8. An image weak edge detection device, characterized in that: The device comprises: A determination module, used to determine the target direction gradient parameter corresponding to each pixel in the image to be detected according to the acquired brightness channel parameter of the image to be detected and a preset gradient operator; the target direction gradient parameter includes a horizontal direction gradient parameter and a vertical direction gradient parameter; A first calculation module, used to calculate a target weight parameter corresponding to each pixel according to a target direction gradient parameter corresponding to each pixel; the target weight parameter includes a direction consistency weight parameter and a gradient weight parameter; A second calculation module, used for calculating a weak edge weight parameter corresponding to each pixel according to a target weight parameter corresponding to each pixel; The determination module is also used to determine, from all the pixels, a target pixel whose weak edge weight parameter is greater than or equal to a preset weight threshold according to the weak edge weight parameters corresponding to all the pixels, and determine the weak edge of the image to be detected according to the target pixel.

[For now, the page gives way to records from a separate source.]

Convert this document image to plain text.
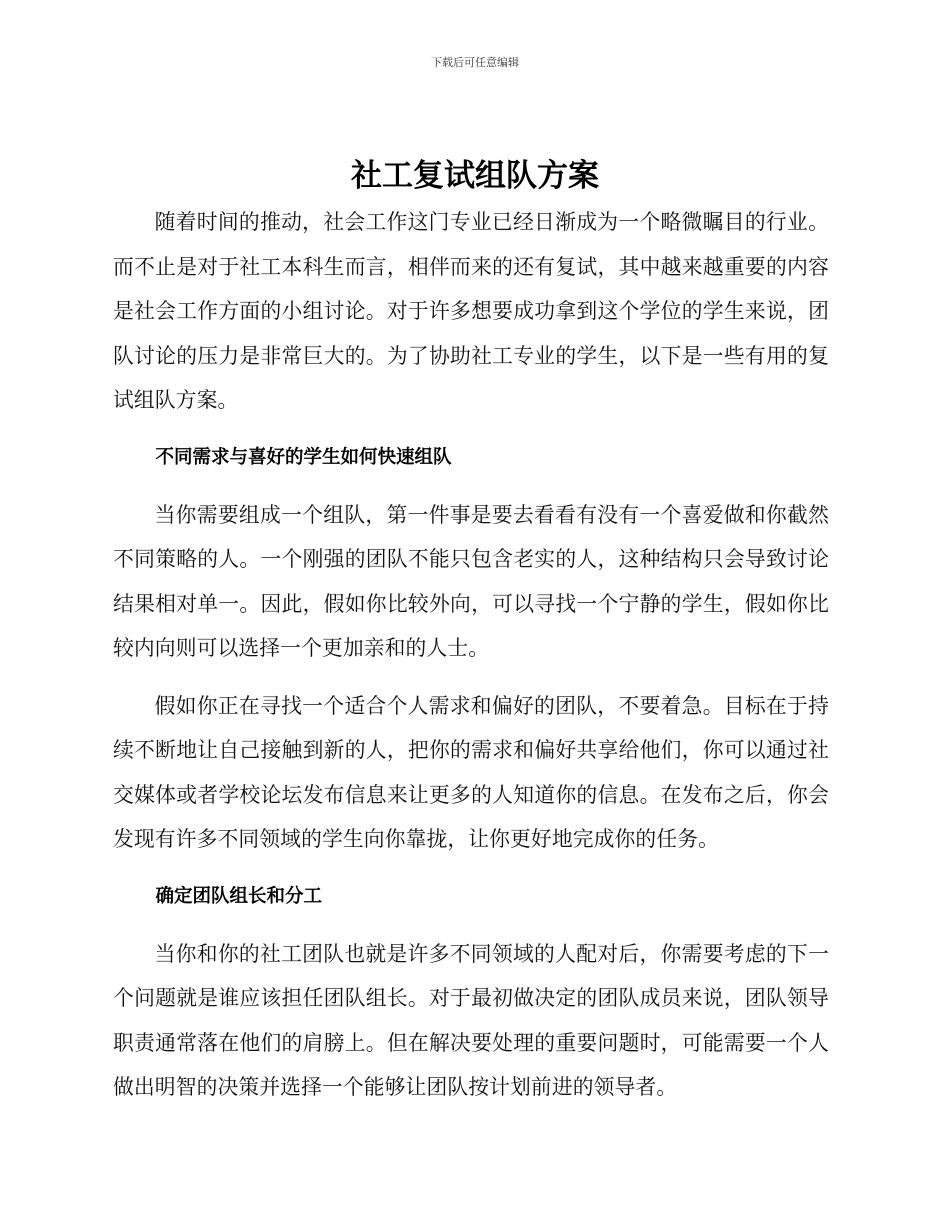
下载后可任意编辑
社工复试组队方案

随着时间的推动，社会工作这门专业已经日渐成为一个略微瞩目的行业。而不止是对于社工本科生而言，相伴而来的还有复试，其中越来越重要的内容是社会工作方面的小组讨论。对于许多想要成功拿到这个学位的学生来说，团队讨论的压力是非常巨大的。为了协助社工专业的学生，以下是一些有用的复试组队方案。

不同需求与喜好的学生如何快速组队

当你需要组成一个组队，第一件事是要去看看有没有一个喜爱做和你截然不同策略的人。一个刚强的团队不能只包含老实的人，这种结构只会导致讨论结果相对单一。因此，假如你比较外向，可以寻找一个宁静的学生，假如你比较内向则可以选择一个更加亲和的人士。

假如你正在寻找一个适合个人需求和偏好的团队，不要着急。目标在于持续不断地让自己接触到新的人，把你的需求和偏好共享给他们，你可以通过社交媒体或者学校论坛发布信息来让更多的人知道你的信息。在发布之后，你会发现有许多不同领域的学生向你靠拢，让你更好地完成你的任务。

确定团队组长和分工

当你和你的社工团队也就是许多不同领域的人配对后，你需要考虑的下一个问题就是谁应该担任团队组长。对于最初做决定的团队成员来说，团队领导职责通常落在他们的肩膀上。但在解决要处理的重要问题时，可能需要一个人做出明智的决策并选择一个能够让团队按计划前进的领导者。
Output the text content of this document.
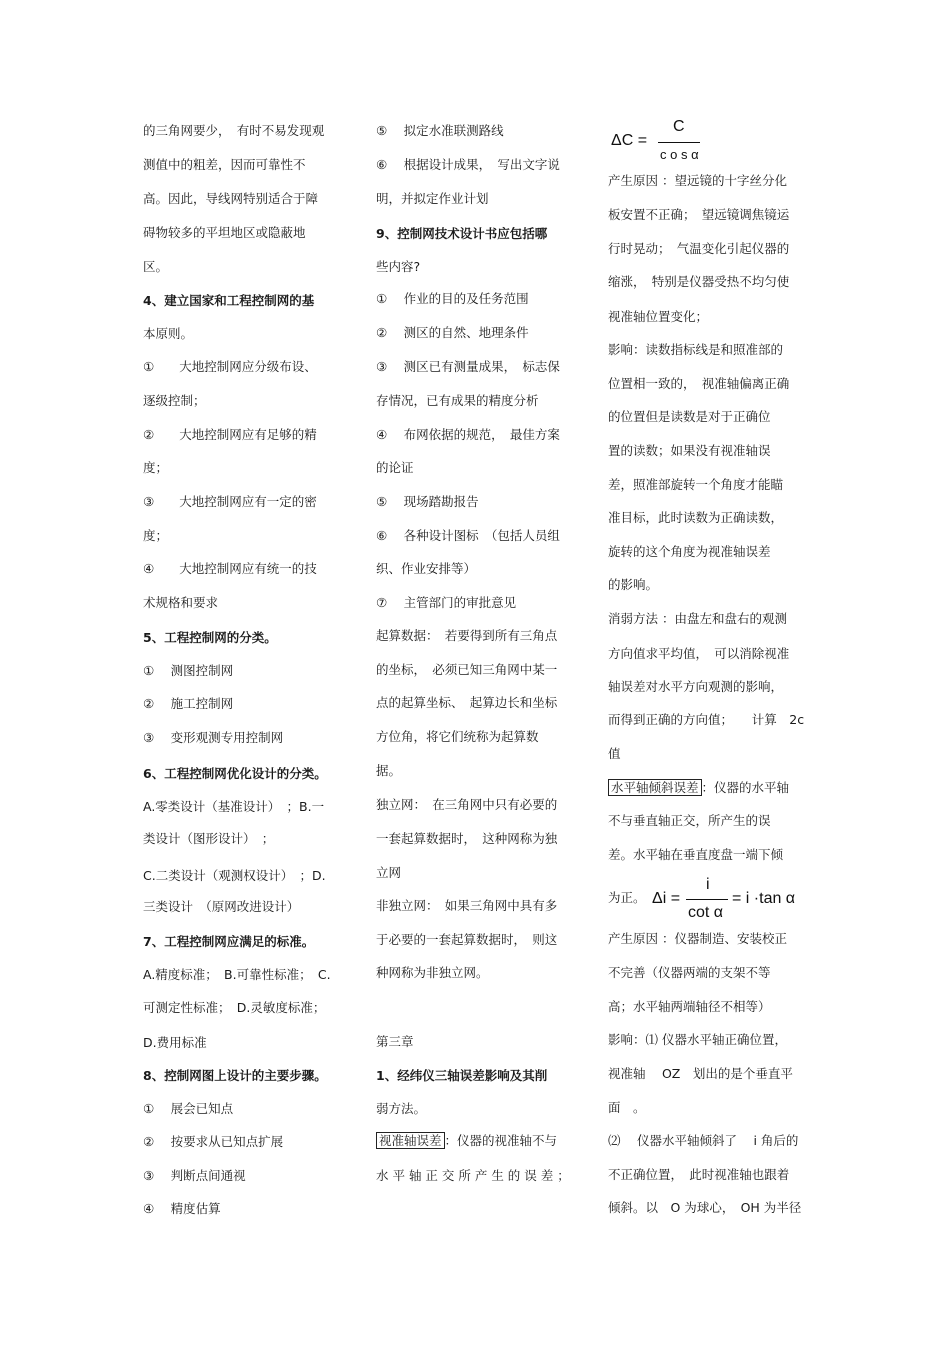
的三角网要少，　有时不易发现观
测值中的粗差，因而可靠性不
高。因此，导线网特别适合于障
碍物较多的平坦地区或隐蔽地
区。
4、建立国家和工程控制网的基
本原则。
①　　大地控制网应分级布设、
逐级控制；
②　　大地控制网应有足够的精
度；
③　　大地控制网应有一定的密
度；
④　　大地控制网应有统一的技
术规格和要求
5、工程控制网的分类。
①　 测图控制网
②　 施工控制网
③　 变形观测专用控制网
6、工程控制网优化设计的分类。
A.零类设计（基准设计）　；B.一
类设计（图形设计）　；
C.二类设计（观测权设计）　；D.
三类设计　（原网改进设计）
7、工程控制网应满足的标准。
A.精度标准；　B.可靠性标准；　C.
可测定性标准；　D.灵敏度标准；
D.费用标准
8、控制网图上设计的主要步骤。
①　 展会已知点
②　 按要求从已知点扩展
③　 判断点间通视
④　 精度估算
⑤　 拟定水准联测路线
⑥　 根据设计成果，　写出文字说
明，并拟定作业计划
9、控制网技术设计书应包括哪
些内容?
①　 作业的目的及任务范围
②　 测区的自然、地理条件
③　 测区已有测量成果，　标志保
存情况，已有成果的精度分析
④　 布网依据的规范，　最佳方案
的论证
⑤　 现场踏勘报告
⑥　 各种设计图标　（包括人员组
织、作业安排等）
⑦　 主管部门的审批意见
起算数据：　若要得到所有三角点
的坐标，　必须已知三角网中某一
点的起算坐标、　起算边长和坐标
方位角，将它们统称为起算数
据。
独立网：　在三角网中只有必要的
一套起算数据时，　这种网称为独
立网
非独立网：　如果三角网中具有多
于必要的一套起算数据时，　则这
种网称为非独立网。
第三章
1、经纬仪三轴误差影响及其削
弱方法。
视准轴误差 ：仪器的视准轴不与
水 平 轴 正 交 所 产 生 的 误 差 ；
ΔC =
C
c o s α
产生原因 ：望远镜的十字丝分化
板安置不正确；　望远镜调焦镜运
行时晃动；　气温变化引起仪器的
缩涨，　特别是仪器受热不均匀使
视准轴位置变化；
影响：读数指标线是和照准部的
位置相一致的，　视准轴偏离正确
的位置但是读数是对于正确位
置的读数；如果没有视准轴误
差，照准部旋转一个角度才能瞄
准目标，此时读数为正确读数，
旋转的这个角度为视准轴误差
的影响。
消弱方法 ：由盘左和盘右的观测
方向值求平均值，　可以消除视准
轴误差对水平方向观测的影响，
而得到正确的方向值；　　计算　2c
值
水平轴倾斜误差 ：仪器的水平轴
不与垂直轴正交，所产生的误
差。水平轴在垂直度盘一端下倾
为正。 Δi =
i
cot α
= i ·tan α
产生原因 ：仪器制造、安装校正
不完善（仪器两端的支架不等
高；水平轴两端轴径不相等）
影响：⑴ 仪器水平轴正确位置，
视准轴　 OZ　划出的是个垂直平
面　。
⑵　 仪器水平轴倾斜了　 i 角后的
不正确位置，　此时视准轴也跟着
倾斜。以　O 为球心，　OH 为半径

9. An image weak edge detection device, characterized in that: The device comprises: A memory storing executable program code; a processor coupled to the memory; The processor calls the executable program code stored in the memory to execute the image weak edge detection method according to any one of claims 1 to 7.
10. A computer storage medium, characterized in that: The computer storage medium stores computer instructions, and when the computer instructions are called, they are used to execute the image weak edge detection method according to any one of claims 1 to 7.